Por Homero de Oliveira Costa
(Prof. do Dep. de Ciências Sociais UFRN)
Há em curso no Brasil um processo que podemos chamar de criminalização e a consequente desqualificação da política. Ele se insere num contexto de amplo descrédito dos partidos, dos políticos e da política. A criminalização da política e a “satanização” dos políticos, tem entre outras consequências o afastamento da política de um número significativo de pessoas, deixando a “política” para os “profissionais”, ou seja, representantes ou integrantes das classes dominantes.
É evidente que o péssimo exemplo de muitos partidos e parlamentares também contribuem. Mas creio que é possível destacar o papel da chamada grande mídia, que atua como porta-voz do universo conservador brasileiro, para quem a política, em geral, é sinônima de escândalos. O que se destaca é o mau exercício dos mandatos, os desvios éticos de parlamentares etc., que contribui para criar no imaginário popular o “são todos iguais”, como se a política se resumisse aos políticos (ou seja, parlamentares) e eleições, assim como os frequentes e cotidianos casos de corrupção, embora o faça de forma muito seletiva, como mostra o manchetômetro (www.machetometro.com.br) que analisando o período eleitoral e pós-eleitoral mostra como há uma postura parcial e tendenciosa, um tratamento da mídia intensamente desfavorável do Governo, da presidenta Dilma Rousseff e do PT.
Para o cientista político Fabiano Santos “O equívoco da criminalização da política brasileira, promovida pela cobertura diária da grande imprensa, e direcionada, sobretudo, para lideranças do Partido dos Trabalhadores, não decorre apenas da desinformação e de um possível viés ideológico em favor de oposicionistas ao governo. Decorre principalmente do fato de serem os grandes veículos de comunicação no país, grandes corporações e, como tal, favoráveis a uma agenda de corte liberal, tanto menos redistributivista quanto possível (…). Boa para gerar crises, e desacreditar governos de perfil mais popular, a criminalização da política é, essencialmente, péssimo meio de pedagogia democrática”.

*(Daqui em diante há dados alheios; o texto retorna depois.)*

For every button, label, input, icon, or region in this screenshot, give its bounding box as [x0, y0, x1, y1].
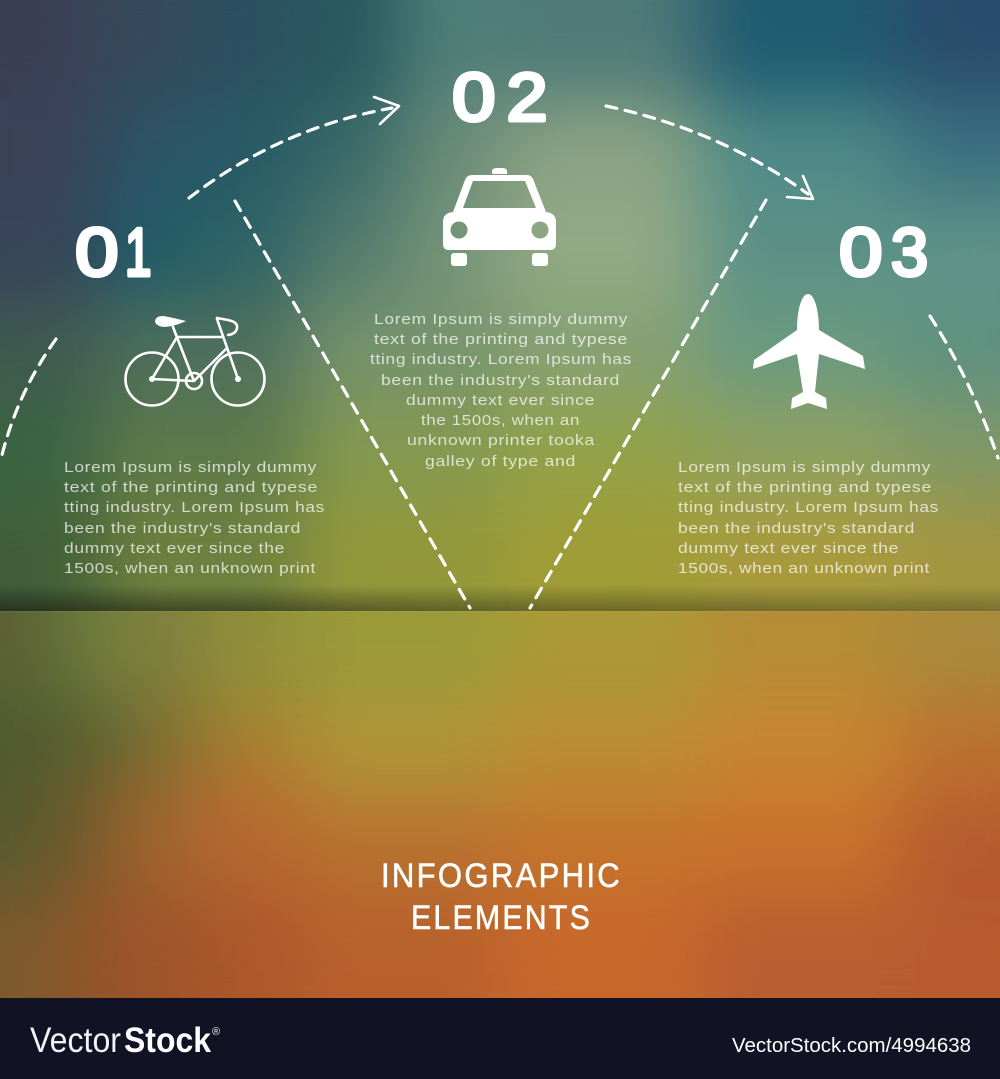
text block: column 2: been the industry's standard — [381, 372, 620, 389]
text block: column 2: Lorem Ipsum is simply dummy — [374, 311, 628, 328]
number 03: 3 — [891, 215, 928, 291]
text block: column 2: tting industry. Lorem Ipsum has — [370, 351, 632, 368]
arrow: left partial arc — [2, 339, 56, 455]
number 02 — [452, 59, 547, 135]
footer image id: VectorStock.com/4994638 — [732, 1035, 971, 1057]
text block: column 1: text of the printing and typese — [64, 479, 318, 496]
number 01: 0 — [75, 215, 118, 290]
arrow: arc from 02 to 03 — [606, 106, 813, 199]
footer logo: ® — [212, 1026, 220, 1038]
text block: column 1: been the industry's standard — [64, 520, 301, 537]
text block: column 1 — [64, 459, 325, 577]
divider: left dashed line — [235, 201, 470, 608]
number 02: 2 — [507, 59, 547, 135]
text block: column 3: Lorem Ipsum is simply dummy — [678, 459, 931, 476]
divider: right dashed line — [530, 200, 766, 608]
text block: column 2: text of the printing and typese — [374, 331, 628, 348]
number 03 — [839, 215, 928, 291]
footer logo: Vector — [30, 1021, 121, 1060]
number 01 — [75, 215, 151, 291]
text block: column 1: tting industry. Lorem Ipsum has — [64, 499, 325, 516]
number 01: 1 — [125, 215, 151, 291]
panel: footer bar — [0, 998, 1000, 1079]
text block: column 3: text of the printing and typese — [678, 479, 932, 496]
text block: column 3: 1500s, when an unknown print — [678, 560, 930, 577]
icon: taxi — [443, 168, 556, 266]
text block: column 2: galley of type and — [425, 453, 576, 470]
icon: airplane — [753, 294, 865, 409]
text block: column 3: dummy text ever since the — [678, 540, 899, 557]
text block: column 3 — [678, 459, 939, 577]
text block: column 1: dummy text ever since the — [64, 540, 285, 557]
text block: column 2: the 1500s, when an — [421, 412, 580, 429]
footer logo — [30, 1021, 220, 1060]
text block: column 3: tting industry. Lorem Ipsum has — [678, 499, 939, 516]
footer logo: Stock — [124, 1021, 211, 1060]
panel: upper blurred background — [0, 0, 1000, 611]
text block: column 2 — [370, 311, 632, 470]
title: ELEMENTS — [411, 899, 592, 937]
title — [381, 857, 622, 937]
text block: column 2: unknown printer tooka — [407, 432, 595, 449]
text block: column 1: 1500s, when an unknown print — [64, 560, 316, 577]
panel: lower blurred background — [0, 611, 1000, 998]
text block: column 3: been the industry's standard — [678, 520, 915, 537]
icon: bicycle — [126, 316, 264, 406]
number 03: 0 — [839, 215, 882, 290]
text block: column 1: Lorem Ipsum is simply dummy — [64, 459, 317, 476]
number 02: 0 — [452, 60, 495, 135]
arrow: arc from 01 to 02 — [189, 97, 399, 198]
title: INFOGRAPHIC — [381, 857, 622, 895]
text block: column 2: dummy text ever since — [406, 392, 595, 409]
arrow: right partial arc — [930, 316, 998, 458]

Outro aspecto diz respeito à exclusão da participação política. Se a criminalização e a desqualificação da política atingem hoje níveis preocupantes, que leva ao afastamento das pessoas em relação à política e da participação eleitoral e beneficiam as tradicionais elites brasileiras, historicamente, a exclusão sempre existiu, especialmente em relação às classes subalternas: Desde a formação dos partidos políticos (Império) até 1945, não chegava a 6% o número de eleitores. A partir daí houve um crescimento não apenas do eleitorado, como da participação eleitoral. Esse aumento, no entanto, não significou maior participação na vida política e muito menos nas decisões governamentais. O eleitor, convencido pela cada vez mais sofisticada propaganda eleitoral (marketing), tem sua participação basicamente restrita a votar periodicamente.
Essa ausência de participação (e de enganação eleitoral), talvez explique, em parte, o aludido expressivo número de votos nulos, em brancos e abstenções que tem caracterizado às eleições no Brasil: Nas eleições presidenciais de 2014, por exemplo, mais de 37 milhões de eleitores votaram em branco, nulo ou se abstiveram. A falta de credibilidade dos políticos (e dos partidos) e que contribui para sua desqualificação, diz respeito também ao descompasso entre o que se promete nas campanhas eleitorais e o que não é cumprido. E mesmo governo eleito com programas reformistas tem de necessariamente fazer concessões, composições e alianças eleitorais tanto para ser eleito como para governar, que descaracterizaram completamente seus programas e intenções, decepcionando aqueles que o elegeram, aumentando o descrédito. Ou seja, há um conjunto de fatores que vão além de operações circunstanciadas e às vezes muito seletivas, que contribuem para a criminalização e desqualificação da política.